The ECB is to initiate the QE purchases on Monday 9 March.

The ECB will not buy bonds with yields below the deposit rate. This does NOT mean that the ECB is considering cutting the deposit rate further. If the ECB decided to lower the deposit rate further, it would be like the dog chasing its own tail and the deposit rate will not be cut because of 2-4Y German bonds going below -20bp.

The ECB raised its GDP growth projection strongly.
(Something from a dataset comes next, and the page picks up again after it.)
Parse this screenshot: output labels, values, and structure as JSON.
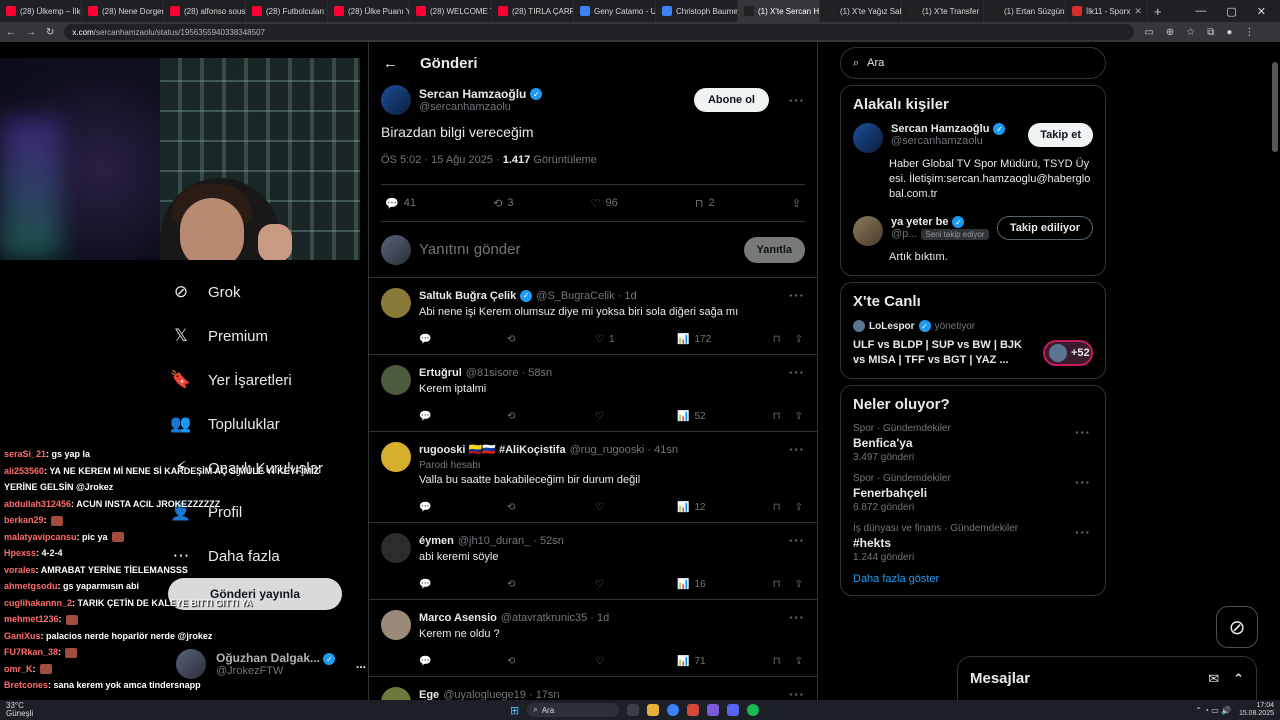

In 2015, the ECB expects growth of 1.5% up from 1.0% in the December projection and in 2016 the new forecast is 1.9% up from 1.5%. Regarding the new 2017 projection, the ECB project GDP growth of 2.1%.
Note that the new projection includes the additional impact of the non-standard monetary policy measures, which are not normally captured by the standard modeling framework.

At the same time, the ECB somewhat surprisingly raised its HICP inflation forecast for 2016 to 1.5% from 1.3%. This should reflect that the ECB expects the QE programme to support inflation and related to that the ECB foresees inflation at 1.8% on average in 2017. In line with expectations, the forecast for 2015 was revised considerably lower to 0.0% from 0.7% due to the oil price decline.
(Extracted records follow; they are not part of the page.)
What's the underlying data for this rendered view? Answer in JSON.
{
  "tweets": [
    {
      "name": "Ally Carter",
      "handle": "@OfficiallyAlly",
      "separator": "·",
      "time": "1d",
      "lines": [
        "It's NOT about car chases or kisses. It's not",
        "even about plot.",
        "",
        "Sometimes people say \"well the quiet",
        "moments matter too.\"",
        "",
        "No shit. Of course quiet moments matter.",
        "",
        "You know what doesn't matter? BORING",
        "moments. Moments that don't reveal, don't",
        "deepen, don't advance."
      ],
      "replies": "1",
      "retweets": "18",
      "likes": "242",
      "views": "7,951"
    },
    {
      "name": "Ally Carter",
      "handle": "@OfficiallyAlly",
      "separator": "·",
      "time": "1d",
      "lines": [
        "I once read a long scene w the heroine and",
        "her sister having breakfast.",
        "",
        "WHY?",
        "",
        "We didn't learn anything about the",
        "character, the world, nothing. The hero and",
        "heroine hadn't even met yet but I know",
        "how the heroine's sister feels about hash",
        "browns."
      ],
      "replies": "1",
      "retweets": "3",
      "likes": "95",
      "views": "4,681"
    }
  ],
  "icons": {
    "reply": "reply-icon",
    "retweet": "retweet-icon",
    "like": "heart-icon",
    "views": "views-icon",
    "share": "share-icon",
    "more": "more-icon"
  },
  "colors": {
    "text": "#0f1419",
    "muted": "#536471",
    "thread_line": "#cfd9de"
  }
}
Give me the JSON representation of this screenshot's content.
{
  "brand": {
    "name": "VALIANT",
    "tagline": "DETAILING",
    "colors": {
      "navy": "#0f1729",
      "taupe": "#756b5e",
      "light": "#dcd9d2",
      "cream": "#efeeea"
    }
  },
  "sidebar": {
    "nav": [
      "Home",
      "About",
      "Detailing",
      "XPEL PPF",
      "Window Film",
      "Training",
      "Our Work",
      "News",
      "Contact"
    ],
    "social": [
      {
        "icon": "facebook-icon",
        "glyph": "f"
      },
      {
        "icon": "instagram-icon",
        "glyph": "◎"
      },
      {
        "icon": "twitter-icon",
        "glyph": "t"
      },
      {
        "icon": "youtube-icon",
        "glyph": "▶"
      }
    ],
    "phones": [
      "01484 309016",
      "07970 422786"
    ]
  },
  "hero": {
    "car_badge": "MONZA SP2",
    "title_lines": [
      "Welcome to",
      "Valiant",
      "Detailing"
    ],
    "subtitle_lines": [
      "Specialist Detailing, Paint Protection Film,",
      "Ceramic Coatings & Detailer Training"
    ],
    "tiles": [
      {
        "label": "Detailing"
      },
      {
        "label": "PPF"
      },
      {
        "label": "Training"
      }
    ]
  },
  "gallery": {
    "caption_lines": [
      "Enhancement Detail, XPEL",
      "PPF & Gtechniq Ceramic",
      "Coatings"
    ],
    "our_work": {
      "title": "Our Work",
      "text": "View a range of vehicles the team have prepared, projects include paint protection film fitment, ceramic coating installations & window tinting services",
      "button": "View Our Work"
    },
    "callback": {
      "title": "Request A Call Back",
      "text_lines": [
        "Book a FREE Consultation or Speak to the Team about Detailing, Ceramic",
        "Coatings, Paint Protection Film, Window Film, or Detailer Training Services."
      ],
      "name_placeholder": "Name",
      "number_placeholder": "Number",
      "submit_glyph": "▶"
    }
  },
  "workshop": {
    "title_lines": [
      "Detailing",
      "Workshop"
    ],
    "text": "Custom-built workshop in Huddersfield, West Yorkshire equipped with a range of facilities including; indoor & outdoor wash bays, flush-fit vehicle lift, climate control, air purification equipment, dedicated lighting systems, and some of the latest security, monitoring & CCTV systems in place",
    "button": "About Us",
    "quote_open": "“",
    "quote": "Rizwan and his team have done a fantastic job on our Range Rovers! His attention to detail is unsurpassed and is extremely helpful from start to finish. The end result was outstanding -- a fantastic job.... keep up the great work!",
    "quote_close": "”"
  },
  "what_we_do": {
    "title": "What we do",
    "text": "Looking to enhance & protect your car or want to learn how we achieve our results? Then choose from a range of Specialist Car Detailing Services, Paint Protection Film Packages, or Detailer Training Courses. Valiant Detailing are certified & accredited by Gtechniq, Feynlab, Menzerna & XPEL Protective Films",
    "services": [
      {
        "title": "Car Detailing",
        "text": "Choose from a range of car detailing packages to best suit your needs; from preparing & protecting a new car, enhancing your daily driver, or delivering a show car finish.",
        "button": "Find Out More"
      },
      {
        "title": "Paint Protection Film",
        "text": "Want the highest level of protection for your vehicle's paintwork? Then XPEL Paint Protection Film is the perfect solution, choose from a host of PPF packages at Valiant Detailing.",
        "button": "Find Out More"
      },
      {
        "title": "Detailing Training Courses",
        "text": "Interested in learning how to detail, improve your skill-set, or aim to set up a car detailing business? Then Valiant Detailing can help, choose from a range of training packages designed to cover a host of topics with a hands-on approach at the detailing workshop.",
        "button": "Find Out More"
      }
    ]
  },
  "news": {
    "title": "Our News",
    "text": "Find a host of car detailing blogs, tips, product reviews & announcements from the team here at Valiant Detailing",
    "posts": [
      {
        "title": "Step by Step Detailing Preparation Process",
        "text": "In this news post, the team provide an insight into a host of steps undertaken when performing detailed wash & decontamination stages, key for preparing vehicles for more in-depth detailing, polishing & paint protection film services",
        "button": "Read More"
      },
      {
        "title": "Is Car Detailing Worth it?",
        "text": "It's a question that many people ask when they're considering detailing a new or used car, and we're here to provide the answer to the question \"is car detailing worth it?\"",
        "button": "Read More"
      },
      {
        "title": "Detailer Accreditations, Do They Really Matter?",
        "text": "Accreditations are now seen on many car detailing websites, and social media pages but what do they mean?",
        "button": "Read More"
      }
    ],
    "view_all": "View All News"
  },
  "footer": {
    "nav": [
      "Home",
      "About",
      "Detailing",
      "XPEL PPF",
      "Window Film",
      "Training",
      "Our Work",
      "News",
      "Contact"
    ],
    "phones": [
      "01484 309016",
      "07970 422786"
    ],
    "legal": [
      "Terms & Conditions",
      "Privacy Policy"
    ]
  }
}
Draghi said that the new staff projection is conditional on full implementation of all policy measures. Hence although the ECB expects stronger growth and inflation close to 2% in 2017, Draghi still expects the QE programme to continue at least until September 2016. Related to that Draghi stressed that long-term forecasts are uncertain.

Draghi was asked whether he could explain the phrase ‘a sustained adjustment in inflation', and responded that currently he sees absolutely no reason to discuss changes to the announced programme. We believe core inflation has to increase before the ECB will considered an early end to the purchases. In our view, this will take a long time although we look for higher headline inflation.